Inês Cardoso, opinião, in TSF
O perfil das pessoas que se viram enfiadas na pele de sem-abrigo está a mudar. Há mais mulheres, mais casais e mais crianças a viver nas ruas. Famílias afetadas pela crise que não conseguem pagar a casa. Quem o explica é o coordenador da Estratégia Nacional para a Integração das Pessoas em Situação de Sem-abrigo, que acrescenta haver também mais imigrantes detetados pelo sistema.
Henrique Joaquim contrapõe à dureza do retrato alguns sinais de otimismo, considerando que as instituições estão atentas e a chegar melhor às pessoas. Mas logo Maria José Vicente, da Rede Europeia Anti-Pobreza, lança alertas pouco dados à esperança. Como faltam infraestruturas para acolher estas pessoas, muitas vezes os maridos são colocados num local e as mulheres noutro. "Isto leva a que, passados uns dias, voltem à rua", admite.
Os alertas de especialistas, que apontaram a inflação e a dificuldade de muitas famílias em suportar os custos básicos de vida, foram ouvidos num seminário que decorreu ontem em Gondomar. Pela mesma altura, mas em Sintra, ouviam-se outros avisos pela boca de Christine Lagarde. Diz a presidente do Banco Central Europeu (BCE) que ao conseguirem aumentos salariais para tentarem compensar as perdas de poder de compra sofridas com a crise, os trabalhadores da zona euro estão a contribuir para novas subidas de juros. Dito de outra forma, o crescimento dos salários provoca uma nova fonte de inflação "persistente" que tem de ser combatida. Até porque, completa Lagarde, o crescimento da produtividade segue abaixo do projetado.

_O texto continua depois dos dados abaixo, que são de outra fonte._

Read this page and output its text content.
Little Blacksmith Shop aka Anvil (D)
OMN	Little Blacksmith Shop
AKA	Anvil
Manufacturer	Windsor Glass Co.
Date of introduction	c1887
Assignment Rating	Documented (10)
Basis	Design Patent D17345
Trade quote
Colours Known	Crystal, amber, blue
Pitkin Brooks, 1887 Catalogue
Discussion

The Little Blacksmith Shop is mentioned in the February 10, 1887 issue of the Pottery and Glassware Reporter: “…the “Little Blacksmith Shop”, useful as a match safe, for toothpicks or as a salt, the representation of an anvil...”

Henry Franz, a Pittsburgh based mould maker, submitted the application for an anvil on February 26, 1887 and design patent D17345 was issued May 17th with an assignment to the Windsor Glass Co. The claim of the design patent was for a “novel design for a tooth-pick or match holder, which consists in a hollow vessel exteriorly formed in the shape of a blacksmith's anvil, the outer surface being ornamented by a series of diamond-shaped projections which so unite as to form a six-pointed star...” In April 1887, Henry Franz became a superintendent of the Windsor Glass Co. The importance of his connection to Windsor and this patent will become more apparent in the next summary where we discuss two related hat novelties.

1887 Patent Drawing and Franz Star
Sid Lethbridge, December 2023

Apesar da aparente frieza das análises, os principais economistas que por estes dias participam no Fórum BCE concordam com Lagarde, alertando para o risco de se entrar numa espiral inflacionista, que cabe aos bancos centrais travar. Traduzindo por miúdos: não apenas vem aí nova subida das taxas de juro em julho, como a política irá manter-se se persistirem progressões salariais consideradas exageradas.
As mães e os pais que se veem empurrados para as ruas pelo aumento dos preços terão dificuldade em entender estas lições de economia, e ainda mais dificuldade em explicar aos filhos que a sugestão para travar a crise é reforçar a dose que os deixou de má saúde. Quanto à presidente do BCE, ninguém duvidará da profundidade do conhecimento que detém da economia, mas é legítimo questionar que modelo de desenvolvimento é este, em que os grandes números estão tantas vezes em total rota de colisão com as necessidades das pessoas.
A política é a permanente gestão de alternativas e pressupõe escolhas. Há decisores, como Lagarde, para quem as expectativas das pessoas são um aborrecido entrave ao desejado comportamento dos gráficos e cenários macroeconómicos. E há quem acredite que é possível reinventar soluções e modelos de desenvolvimento, tendo as pessoas no centro das tomadas de decisão. A política deveria ser isso: a vida ao comando da governação, mesmo que tenha de reescrever-se a cartilha.